Admissions work is more nuanced in the 21st century because professionals have read the data showing that unquantifiable factors like “grit” and “resilience” are better predictors of success in college than an ACT score. They know not to discount a student from an underfunded high school with poor test scores but lots of “A” grades. That student has shown the desire and discipline for academic work.

If you want a meritocracy, then the tests no longer fit the admissions task (and probably never did). Let ’em go the way of blue books.

Jim Brown
Victoria Brown
Havertown, Pa.
The writers are retired college professors.

To the Editor:

I could not agree more with Ross Douthat’s analysis.

I came from an immigrant working-class Italian family, so no exposure to the kinds of books, discussions, etc. of my upper-class competitors. I was class valedictorian at a public high school in a suburban Boston town that was very working class.

Had I not done well on the SATs, I doubt that I would have gotten accepted to Barnard, Jackson (Tufts), Wellesley or Brandeis.

I think Mr. Douthat is exactly right that it’s not the SATs that work against applicants who come from the middle or lower classes but the extracurriculars, the essays, the “right demeanor” in the interview. (I was wholly surprised by being asked in two of my interviews about whether I would be traveling in Europe during my summer before freshman year. How about a job?)

In the end, I became a highly successful partner for almost 20 years in a large Washington, D.C., law firm.

Marilyn Doria
Madison, Conn.

To the Editor:

Michael Sandel’s book “The Tyranny of Merit: What’s Become of the Common Good” explains that meritocracy is not as worth preserving as Ross Douthat claims.

As a secondary school English teacher and school administrator for over 25 years, I “get” why standardized testing often misrepresents a student’s true ability and potential.

Many talented students, both from affluent and poor backgrounds, do poorly on time-stressed standardized tests — though those from affluent families have the financial means to hire tutors to help them practice and improve.
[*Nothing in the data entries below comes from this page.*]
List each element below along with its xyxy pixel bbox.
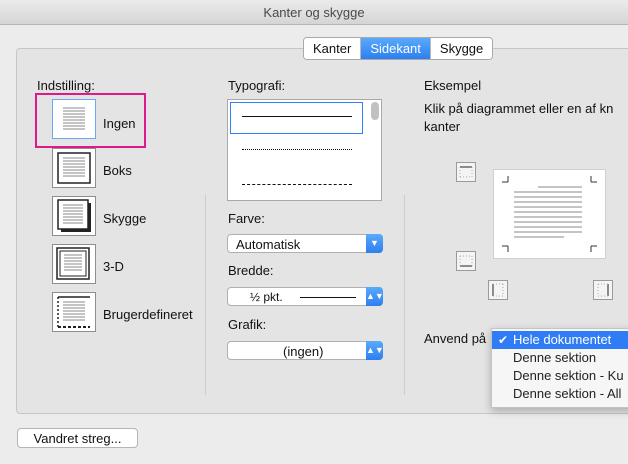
- setting-3d-label: 3-D: [103, 259, 124, 274]
- tab-kanter[interactable]: Kanter: [304, 38, 362, 59]
- column-divider-2: [404, 195, 405, 395]
- width-label: Bredde:: [228, 263, 274, 278]
- checkmark-icon: ✔: [498, 333, 509, 347]
- style-heading: Typografi:: [228, 78, 286, 93]
- bottom-border-toggle[interactable]: [456, 251, 476, 271]
- line-style-list[interactable]: [227, 99, 382, 201]
- list-scrollbar[interactable]: [371, 102, 379, 120]
- setting-heading: Indstilling:: [37, 78, 95, 93]
- setting-custom-icon[interactable]: [52, 292, 96, 332]
- window-title: Kanter og skygge: [263, 5, 365, 20]
- apply-to-label: Anvend på: [424, 331, 487, 346]
- setting-3d-icon[interactable]: [52, 244, 96, 284]
- tab-skygge[interactable]: Skygge: [430, 38, 493, 59]
- apply-option-whole-document[interactable]: ✔ Hele dokumentet: [492, 331, 628, 349]
- apply-option-this-section[interactable]: Denne sektion: [492, 349, 628, 367]
- page-custom-icon: [57, 296, 90, 328]
- art-popup[interactable]: (ingen) ▲▼: [227, 341, 384, 360]
- page-shadow-icon: [57, 199, 91, 232]
- left-border-toggle[interactable]: [488, 280, 508, 300]
- width-sample-line: [300, 297, 356, 298]
- art-label: Grafik:: [228, 317, 267, 332]
- preview-instructions-line2: kanter: [424, 119, 461, 134]
- top-border-icon: [459, 166, 473, 178]
- chevron-updown-icon: ▲▼: [366, 341, 384, 360]
- preview-heading: Eksempel: [424, 78, 482, 93]
- chevron-updown-icon: ▲▼: [366, 287, 384, 306]
- setting-shadow-icon[interactable]: [52, 196, 96, 236]
- horizontal-line-button[interactable]: Vandret streg...: [17, 428, 138, 448]
- bottom-border-icon: [459, 255, 473, 267]
- color-label: Farve:: [228, 211, 265, 226]
- left-border-icon: [492, 283, 504, 297]
- width-value: ½ pkt.: [250, 290, 283, 304]
- preview-diagram[interactable]: [493, 169, 606, 259]
- line-style-dotted[interactable]: [242, 149, 352, 150]
- apply-option-section-all[interactable]: Denne sektion - All: [492, 385, 628, 403]
- top-border-toggle[interactable]: [456, 162, 476, 182]
- line-style-selected: [230, 102, 363, 134]
- tab-sidekant[interactable]: Sidekant: [361, 38, 431, 59]
- width-popup[interactable]: ½ pkt. ▲▼: [227, 287, 384, 306]
- line-style-dashed[interactable]: [242, 184, 352, 185]
- apply-option-section-first[interactable]: Denne sektion - Ku: [492, 367, 628, 385]
- tab-bar: Kanter Sidekant Skygge: [303, 37, 494, 60]
- right-border-toggle[interactable]: [593, 280, 613, 300]
- color-popup[interactable]: Automatisk ▼: [227, 234, 383, 253]
- setting-shadow-label: Skygge: [103, 211, 147, 226]
- page-box-icon: [57, 152, 91, 184]
- column-divider: [205, 195, 206, 395]
- selection-highlight: [35, 93, 146, 148]
- preview-page-icon: [502, 176, 597, 252]
- preview-instructions-line1: Klik på diagrammet eller en af kn: [424, 101, 614, 116]
- color-value: Automatisk: [236, 237, 301, 252]
- setting-box-icon[interactable]: [52, 148, 96, 188]
- art-value: (ingen): [283, 344, 324, 359]
- page-3d-icon: [56, 247, 90, 280]
- title-bar: Kanter og skygge: [0, 0, 628, 25]
- right-border-icon: [597, 283, 609, 297]
- setting-custom-label: Brugerdefineret: [103, 307, 193, 322]
- chevron-down-icon: ▼: [366, 234, 383, 253]
- setting-box-label: Boks: [103, 163, 132, 178]
- line-style-solid[interactable]: [242, 116, 352, 117]
- apply-to-menu[interactable]: ✔ Hele dokumentet Denne sektion Denne se…: [491, 328, 628, 408]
Many American teens can’t or don’t go on to higher education, and feel unprepared to pursue college or a career (as high as 75 percent according to one survey). And of the roughly 60 percent who do go to college, only about 60 percent graduate in six years.

The focus shouldn’t be on elite universities and the merit of college admissions, but on why so many American teens don’t or can’t go on to higher education, or can’t complete a degree. Part of this problem is our culture’s focus on a college degree as necessary for a middle-class life.

Meritocracy and SATs aren’t the issue. Why our high schools so poorly prepare teens for productive lives is what we should be worrying about as a nation.

James Berkman
Plymouth, Vt.

To the Editor:

College admissions exemplifies how meritocracy has become gamified. This is why I stopped working for a company that prepares middle and high school students for admission to a top college.

Such businesses hire consultants — often college students like me — to construct an extracurricular plan for students or patch up their academic weaknesses. The result is a system in which privileged people help privileged people, where schools admit applications that are better than their applicants.

Admissions committees must more seriously consider whether the applicant and application are indeed of the same quality. They should begin to require students to declare whether they received outside help with their application, and how much. Then admissions officers can adjust the standards for these students accordingly.

Aman Majmudar
The writer is a junior at the University of Chicago.

To the Editor:

A question that’s left out of Ross Douthat’s column on meritocracy is whether or not we should value Ivy League degrees more than others. Are Ivy grads valued because they have more skills, or because when they were 18 they were able to get into a fancy school?

The lazy old-boys network that continues to recruit from a narrow pool for important jobs in a variety of fields is more to blame than the college admissions process.

Dave Case
Hood River, Ore.
The writer is a high school teacher who writes many letters of recommendations for his students.